Exact, quand on visite un site qui est aussi un endroit de prédilection des indiens pour leurs sorties dominicales, en particulier pour leurs sorties en famille (comme un zoo), bien sûr la magie du lieu est une motivation, mais une deuxième motivation est d'observer les "vrais" indiens. C'est aussi l'occasion d'avoir des contacts eux, qu'ils soient simples promeneurs, groupes d'adolescents en voyage de fin d'année scolaire ou familles nombreuses. Des contacts "vrais" c'est à dire non-commerciaux (ricksaw, hôtel, restaurant, commerçant).
J'ai un autre exemple de lieu où je me rends parfois non seulement pour le (re)visiter mais aussi pour observer les indiens : le Prince of Wales museum à
Bombay. Non seulement, c'est un musée qui contient des pièces extra-ordinaires (notamment la salle des porcelaines chinoises bleues) et un lieu reposant dans cette métropole hyperactive, mais c'est aussi un endroit où l'on est amusé par les ribambelles de scolaires (des files indiennes interminables de gamins qui défilent à toute vitesse et à grand bruit devant les expositions, qui sont plus excités par la sortie que par le musée - normal, et encadrés par des institutrices mobilisées par le maintien de l'ordre - bon enfant certes mais ferme, de vraies instit. quoi), où l'on est aussi étonné de voir défiler une grande partie des classes sociales indiennes (depuis le couple de jeunes mariés de la bonne société, jusqu'aux paysans du Maharashtra ou du
Rajasthan dans leurs vêtements traditionnels, des paysannes qui commentent en connaisseuses les bijous qu'elles voient dans les vitrines, etc.).

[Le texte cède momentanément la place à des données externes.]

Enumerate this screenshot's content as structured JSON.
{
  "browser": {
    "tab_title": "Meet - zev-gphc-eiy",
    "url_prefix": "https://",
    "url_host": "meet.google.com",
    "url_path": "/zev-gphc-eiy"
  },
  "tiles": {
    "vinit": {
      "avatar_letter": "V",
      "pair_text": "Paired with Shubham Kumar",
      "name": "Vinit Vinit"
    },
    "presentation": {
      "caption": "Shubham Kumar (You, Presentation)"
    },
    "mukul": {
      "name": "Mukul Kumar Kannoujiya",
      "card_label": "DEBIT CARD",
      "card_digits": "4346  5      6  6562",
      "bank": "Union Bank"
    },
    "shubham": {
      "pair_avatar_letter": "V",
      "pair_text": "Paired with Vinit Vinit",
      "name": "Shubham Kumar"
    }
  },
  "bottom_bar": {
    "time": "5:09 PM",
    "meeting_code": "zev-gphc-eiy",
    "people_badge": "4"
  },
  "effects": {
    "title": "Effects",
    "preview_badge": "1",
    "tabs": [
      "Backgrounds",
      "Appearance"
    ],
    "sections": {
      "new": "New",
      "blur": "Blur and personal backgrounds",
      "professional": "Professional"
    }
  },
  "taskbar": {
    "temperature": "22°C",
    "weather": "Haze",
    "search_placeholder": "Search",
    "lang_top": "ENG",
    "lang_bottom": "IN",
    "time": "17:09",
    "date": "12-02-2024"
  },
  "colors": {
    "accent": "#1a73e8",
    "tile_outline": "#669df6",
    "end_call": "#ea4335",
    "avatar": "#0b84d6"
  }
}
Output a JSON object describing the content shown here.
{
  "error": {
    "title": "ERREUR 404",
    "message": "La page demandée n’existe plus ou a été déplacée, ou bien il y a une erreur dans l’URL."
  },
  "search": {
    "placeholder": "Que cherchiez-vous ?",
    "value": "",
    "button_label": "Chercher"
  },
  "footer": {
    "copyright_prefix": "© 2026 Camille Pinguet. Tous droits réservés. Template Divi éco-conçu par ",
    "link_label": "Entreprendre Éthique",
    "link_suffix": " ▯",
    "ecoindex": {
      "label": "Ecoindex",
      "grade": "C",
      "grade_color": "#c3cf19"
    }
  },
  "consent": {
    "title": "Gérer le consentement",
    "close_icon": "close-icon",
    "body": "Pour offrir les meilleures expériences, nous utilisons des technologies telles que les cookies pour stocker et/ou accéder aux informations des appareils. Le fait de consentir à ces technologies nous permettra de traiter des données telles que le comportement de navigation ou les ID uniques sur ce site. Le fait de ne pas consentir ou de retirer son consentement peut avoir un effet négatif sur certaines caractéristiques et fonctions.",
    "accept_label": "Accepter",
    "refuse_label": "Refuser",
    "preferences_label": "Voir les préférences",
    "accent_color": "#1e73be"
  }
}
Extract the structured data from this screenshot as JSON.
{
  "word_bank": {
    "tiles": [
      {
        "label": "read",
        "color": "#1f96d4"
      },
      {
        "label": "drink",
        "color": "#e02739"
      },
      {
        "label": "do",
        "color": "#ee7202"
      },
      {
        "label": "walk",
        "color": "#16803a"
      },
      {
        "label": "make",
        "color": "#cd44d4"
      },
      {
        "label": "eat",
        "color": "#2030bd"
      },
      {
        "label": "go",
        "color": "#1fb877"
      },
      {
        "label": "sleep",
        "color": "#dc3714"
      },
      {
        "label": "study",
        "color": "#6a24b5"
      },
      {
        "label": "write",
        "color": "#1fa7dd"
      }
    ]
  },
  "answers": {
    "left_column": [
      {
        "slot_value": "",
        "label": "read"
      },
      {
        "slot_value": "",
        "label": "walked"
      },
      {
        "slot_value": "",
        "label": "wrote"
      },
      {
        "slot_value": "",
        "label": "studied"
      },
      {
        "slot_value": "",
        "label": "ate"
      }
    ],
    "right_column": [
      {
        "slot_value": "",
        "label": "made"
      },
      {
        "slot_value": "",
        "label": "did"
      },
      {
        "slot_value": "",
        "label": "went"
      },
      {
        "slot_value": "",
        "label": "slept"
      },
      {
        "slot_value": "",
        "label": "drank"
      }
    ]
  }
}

Quant à être observé soi-même par les indiens, il est évident que nous le sommes et c'est normal (pourquoi s'en offusquer ou en être gêné, au contraire il faut en jouer). Au zoo de
Trivandrum il m'est arrivé une petite aventure amusante. Je le visitais avec mes amis indiens quand un homme avec appareil photo m'aborde et me demande quelque chose (il ne parlait pas bien anglais et je ne comprends que quelques mots et expressions en malayalam). Je pensais qu'il voulait que je le prenne en photo avec son appareil et bien non, il voulait me prendre moi en photo en train de visiter ce zoo car il travaillait pour le journal Deshabimani (le grand quotidien communiste du
Kérala). Je n'ai évidemment pas refusé, j'ai pris deux ou trois poses, et j'ai eu le plaisir de voir mon portrait dans le journal du lendemain sous un titre du style : "Voyez comme il est intéressant notre zoo, même les étrangers le visitent", en malayalam évidemment. Ca a évidemment beaucoup fait rire mes amis indiens, leurs familles etc.